Virgin appears to be hedging its bets. There is on-going development and testing of two backup hybrid motor designs in Mojave. Virgin Galactic is also working on a long-term solution, a liquid motor for the LauncherOne rocket that would be air launch satellites from WhiteKnightTwo. That motor could eventually replace the hybrid one on SpaceShipTwo in about three or four years.

Why this Matters

In recent months, a popular meme has began to appear on social media that goes something like this: “I was promised flying cars/trips to Mars/hotels in the stars, and all I got was Facebook.”

The meme is a reflection on the supposedly broken promises of the Space Age, where men walked on the moon during its first 12 years but haven’t ventured any further than low Earth orbit since Apollo 17 splashed down in the Pacific 40 years ago last month. The future just ain’t what it used to be. And, if you ask some people, it’s getting worse all the time.

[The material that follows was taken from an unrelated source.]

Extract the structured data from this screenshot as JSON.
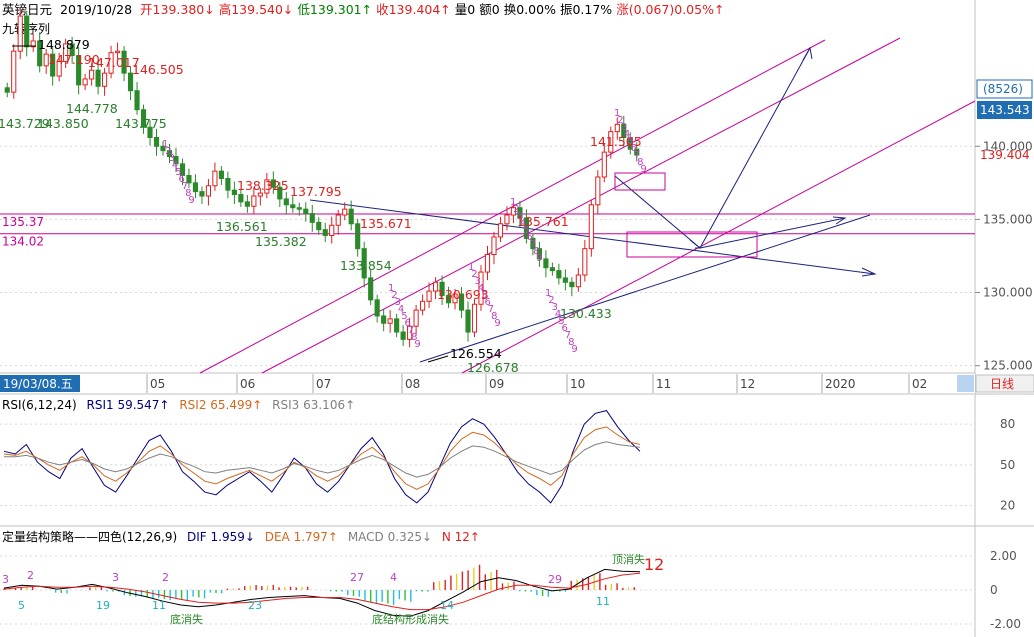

A same pattern risks repeating itself in a desert in southern New Mexico. Gov. Richardson and Sir Richard made extravagant claims to the taxpayers of New Mexico to gain support for an enormous public investment in an industry that didn’t even exist yet. Both sides have been struggling to keep those promises ever since. And now the entire venture hangs in the balance, dependent upon how much value the legislators in Sante Fe put on the lives of Branson’s millionaire clientele.

The stakes are high, and the repercussions would go far beyond whether New Mexico ends up with an empty spaceport and Virgin Galactic flies from somewhere else. This partnership has been the standard bearer for the nascent commercial suborbital industry. Branson and his Virgin Group, by dint of their reputations, wealth and public relations brilliance, have given the industry credibility and stature that it would not otherwise possess. New Mexico’s willingness to invest has inspired other entities to make investments in the industry.

If this partnership collapses, or proves nonviable in the future, then a lot of that good will goes away. Governments could be very reluctant to invest in space companies and the types of infrastructure projects that the industry needs to enable its operations. And that could have some serious consequences.

  • anonymouse

    Excellent piece Doug.

    I can’t be the only one who has been wondering what the contractual situation is with Spaceport America and Virgin Galactic.

    It is reassuring to read the facts rather than speculation and generalities.

    So all we would need for a successful outcome is for the lawyers and politicians to put aside their self-interests, stop wrangling, and act in the best interest of business, taxpayers and the state, and do the right thing. Oh and for the engineers to conclude a successful transonic, supersonic and exoatmospheric flight test programme.

    Call my a cynic, but my faith in the latter group exceeds that in the former.